The HIPAA risk management plan should contain a mitigation (or loss prevention) strategy for each item ranked on the list. A mitigation strategy is a series of steps designed to limit the probability and impact of the risk. If the risk to be guarded against is, for example,  a malware attack, the analysis should contain steps designed to minimize the likelihood and impact of the attack.   

Once you develop a HIPAA risk management plan, you should share and review the plan with the appropriate employees, so that they will know what is required on their part to successfully implement the plan. You should also periodically review your HIPAA risk management plan to prevent its becoming stale and not reflective of actual risks and costs.

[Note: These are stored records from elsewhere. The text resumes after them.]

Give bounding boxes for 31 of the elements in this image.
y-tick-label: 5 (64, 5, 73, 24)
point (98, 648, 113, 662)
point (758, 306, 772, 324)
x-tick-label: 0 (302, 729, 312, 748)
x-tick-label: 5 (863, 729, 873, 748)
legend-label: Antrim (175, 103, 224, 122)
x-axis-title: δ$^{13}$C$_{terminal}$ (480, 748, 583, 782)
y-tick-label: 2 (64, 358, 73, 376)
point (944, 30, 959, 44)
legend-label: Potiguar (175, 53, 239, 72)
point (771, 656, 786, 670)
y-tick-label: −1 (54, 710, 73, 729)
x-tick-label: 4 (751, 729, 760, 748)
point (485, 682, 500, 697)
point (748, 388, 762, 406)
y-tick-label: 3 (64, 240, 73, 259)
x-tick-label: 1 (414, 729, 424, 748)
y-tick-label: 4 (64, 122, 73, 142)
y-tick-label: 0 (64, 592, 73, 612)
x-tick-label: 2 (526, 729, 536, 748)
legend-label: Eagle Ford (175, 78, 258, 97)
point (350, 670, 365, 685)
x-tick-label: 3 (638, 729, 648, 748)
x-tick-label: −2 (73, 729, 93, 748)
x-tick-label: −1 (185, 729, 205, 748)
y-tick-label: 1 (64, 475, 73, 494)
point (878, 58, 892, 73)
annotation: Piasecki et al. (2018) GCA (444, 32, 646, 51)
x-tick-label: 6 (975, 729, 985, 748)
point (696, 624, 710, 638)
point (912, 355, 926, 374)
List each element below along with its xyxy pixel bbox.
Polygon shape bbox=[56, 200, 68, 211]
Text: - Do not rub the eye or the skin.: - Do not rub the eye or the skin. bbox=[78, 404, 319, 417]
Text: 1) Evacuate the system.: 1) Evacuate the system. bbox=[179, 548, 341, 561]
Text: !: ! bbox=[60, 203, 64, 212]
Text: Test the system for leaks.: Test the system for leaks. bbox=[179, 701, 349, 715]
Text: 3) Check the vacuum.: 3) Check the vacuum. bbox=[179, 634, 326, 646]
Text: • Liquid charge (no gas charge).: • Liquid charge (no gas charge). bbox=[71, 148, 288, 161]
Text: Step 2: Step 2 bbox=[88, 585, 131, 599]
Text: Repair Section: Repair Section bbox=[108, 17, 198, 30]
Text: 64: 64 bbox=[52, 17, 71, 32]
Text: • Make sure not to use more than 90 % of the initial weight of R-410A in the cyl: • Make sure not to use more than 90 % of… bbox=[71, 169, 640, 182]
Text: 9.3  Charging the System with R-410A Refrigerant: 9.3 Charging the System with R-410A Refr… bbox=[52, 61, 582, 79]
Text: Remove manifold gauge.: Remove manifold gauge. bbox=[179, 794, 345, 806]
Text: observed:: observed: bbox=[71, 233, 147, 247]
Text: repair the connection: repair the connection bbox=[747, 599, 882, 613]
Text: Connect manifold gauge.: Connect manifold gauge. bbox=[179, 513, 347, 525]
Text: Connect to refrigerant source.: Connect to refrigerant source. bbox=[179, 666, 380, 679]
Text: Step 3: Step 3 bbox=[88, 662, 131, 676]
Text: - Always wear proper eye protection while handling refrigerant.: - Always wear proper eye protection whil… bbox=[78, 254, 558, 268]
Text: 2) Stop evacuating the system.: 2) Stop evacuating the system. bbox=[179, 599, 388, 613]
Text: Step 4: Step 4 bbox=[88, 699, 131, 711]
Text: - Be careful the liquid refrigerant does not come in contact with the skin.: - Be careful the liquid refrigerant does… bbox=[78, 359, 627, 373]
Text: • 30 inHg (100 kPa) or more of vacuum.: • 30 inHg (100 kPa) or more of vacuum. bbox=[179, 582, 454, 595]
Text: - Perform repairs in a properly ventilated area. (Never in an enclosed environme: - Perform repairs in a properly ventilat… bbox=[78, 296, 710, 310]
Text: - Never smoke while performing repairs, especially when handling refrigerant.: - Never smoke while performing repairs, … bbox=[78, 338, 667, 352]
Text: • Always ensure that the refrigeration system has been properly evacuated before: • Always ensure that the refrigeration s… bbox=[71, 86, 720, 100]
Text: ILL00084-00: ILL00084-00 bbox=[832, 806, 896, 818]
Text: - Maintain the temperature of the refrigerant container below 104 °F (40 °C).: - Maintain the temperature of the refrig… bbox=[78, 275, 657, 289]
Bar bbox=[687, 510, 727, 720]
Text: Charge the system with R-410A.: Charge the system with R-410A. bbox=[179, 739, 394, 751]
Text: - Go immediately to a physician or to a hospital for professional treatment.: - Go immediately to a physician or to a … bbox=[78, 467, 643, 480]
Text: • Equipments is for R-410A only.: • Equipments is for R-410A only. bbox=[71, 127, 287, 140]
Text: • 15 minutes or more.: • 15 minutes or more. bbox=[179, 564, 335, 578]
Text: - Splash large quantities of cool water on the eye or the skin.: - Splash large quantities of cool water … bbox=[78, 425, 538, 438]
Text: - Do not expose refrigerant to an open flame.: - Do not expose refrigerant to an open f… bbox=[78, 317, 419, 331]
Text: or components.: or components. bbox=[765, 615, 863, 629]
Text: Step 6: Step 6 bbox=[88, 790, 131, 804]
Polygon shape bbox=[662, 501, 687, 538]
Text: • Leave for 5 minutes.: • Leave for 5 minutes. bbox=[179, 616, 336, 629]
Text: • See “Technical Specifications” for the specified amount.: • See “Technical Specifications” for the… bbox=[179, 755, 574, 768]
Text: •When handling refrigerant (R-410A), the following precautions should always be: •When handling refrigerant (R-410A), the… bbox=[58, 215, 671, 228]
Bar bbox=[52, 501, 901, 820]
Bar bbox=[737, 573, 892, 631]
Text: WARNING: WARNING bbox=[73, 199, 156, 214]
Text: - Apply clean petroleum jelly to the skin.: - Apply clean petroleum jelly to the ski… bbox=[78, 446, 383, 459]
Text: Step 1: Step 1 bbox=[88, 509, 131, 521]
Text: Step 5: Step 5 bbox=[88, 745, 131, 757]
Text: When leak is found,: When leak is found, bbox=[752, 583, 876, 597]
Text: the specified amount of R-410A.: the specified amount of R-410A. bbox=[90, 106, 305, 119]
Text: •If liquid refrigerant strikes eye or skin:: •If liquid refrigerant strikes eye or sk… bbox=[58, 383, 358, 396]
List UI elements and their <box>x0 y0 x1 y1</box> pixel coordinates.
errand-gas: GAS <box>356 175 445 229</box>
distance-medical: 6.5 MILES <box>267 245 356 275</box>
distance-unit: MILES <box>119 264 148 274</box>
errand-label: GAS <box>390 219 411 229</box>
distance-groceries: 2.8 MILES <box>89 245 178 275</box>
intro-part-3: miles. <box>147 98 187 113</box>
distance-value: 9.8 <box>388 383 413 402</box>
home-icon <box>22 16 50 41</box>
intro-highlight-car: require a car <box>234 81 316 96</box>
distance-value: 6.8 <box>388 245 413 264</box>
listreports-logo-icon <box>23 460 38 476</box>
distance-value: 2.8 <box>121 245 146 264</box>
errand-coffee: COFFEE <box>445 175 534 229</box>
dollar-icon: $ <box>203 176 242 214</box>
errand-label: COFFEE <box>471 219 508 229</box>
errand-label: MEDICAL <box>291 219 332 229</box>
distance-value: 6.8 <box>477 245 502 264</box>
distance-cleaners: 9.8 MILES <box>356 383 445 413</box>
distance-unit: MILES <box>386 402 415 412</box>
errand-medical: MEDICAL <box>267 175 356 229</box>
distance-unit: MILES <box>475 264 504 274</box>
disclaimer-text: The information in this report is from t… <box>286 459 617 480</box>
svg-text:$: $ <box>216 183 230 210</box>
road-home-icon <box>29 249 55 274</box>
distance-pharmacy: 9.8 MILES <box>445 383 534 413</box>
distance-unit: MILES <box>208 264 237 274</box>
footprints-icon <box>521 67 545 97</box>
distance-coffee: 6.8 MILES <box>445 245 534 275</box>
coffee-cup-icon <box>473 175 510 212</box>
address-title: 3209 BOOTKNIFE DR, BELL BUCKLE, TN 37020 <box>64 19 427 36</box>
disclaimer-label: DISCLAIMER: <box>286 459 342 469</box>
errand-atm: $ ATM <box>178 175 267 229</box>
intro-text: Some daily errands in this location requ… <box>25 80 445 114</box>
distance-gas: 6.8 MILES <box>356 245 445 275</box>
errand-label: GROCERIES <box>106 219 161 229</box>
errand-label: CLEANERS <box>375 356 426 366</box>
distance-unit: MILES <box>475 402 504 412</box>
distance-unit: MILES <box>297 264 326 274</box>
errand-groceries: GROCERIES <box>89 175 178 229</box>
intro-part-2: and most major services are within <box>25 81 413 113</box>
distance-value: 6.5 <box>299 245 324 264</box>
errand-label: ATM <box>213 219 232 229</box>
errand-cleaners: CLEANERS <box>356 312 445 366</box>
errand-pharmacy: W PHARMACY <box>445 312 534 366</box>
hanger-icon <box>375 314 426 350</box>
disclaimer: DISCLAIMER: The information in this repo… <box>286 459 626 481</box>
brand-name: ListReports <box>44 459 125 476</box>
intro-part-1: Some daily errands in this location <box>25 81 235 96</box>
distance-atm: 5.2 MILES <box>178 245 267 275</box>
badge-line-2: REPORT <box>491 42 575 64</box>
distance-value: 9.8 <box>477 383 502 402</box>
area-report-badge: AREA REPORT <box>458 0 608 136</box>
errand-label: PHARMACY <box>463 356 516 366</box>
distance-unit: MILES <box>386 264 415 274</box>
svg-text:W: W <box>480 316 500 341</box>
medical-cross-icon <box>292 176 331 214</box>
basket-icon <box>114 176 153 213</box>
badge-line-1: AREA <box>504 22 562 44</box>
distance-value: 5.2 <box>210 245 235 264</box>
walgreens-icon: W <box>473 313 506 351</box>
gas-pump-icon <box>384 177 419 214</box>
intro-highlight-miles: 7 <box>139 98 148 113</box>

HIPAA 2020 Resolution #3: Review Existing Business Associate Agreements

As 2020 begins, covered entities should resolve to review each of their vendor partnership arrangements. This process consists of ensuring that signed, properly worded business associate agreements are in place with each vendor or business associate whose job functions involve coming into contact with ePHI. Reviewing these agreements is not a “one and done” task. Since agreements contain different effective dates and end dates, the agreement should be regularly reviewed in the remaining months of 2020 to make sure the agreements remain in force. Review of agreements will alert you to when an agreement has expired, so that it can be renewed, if appropriate.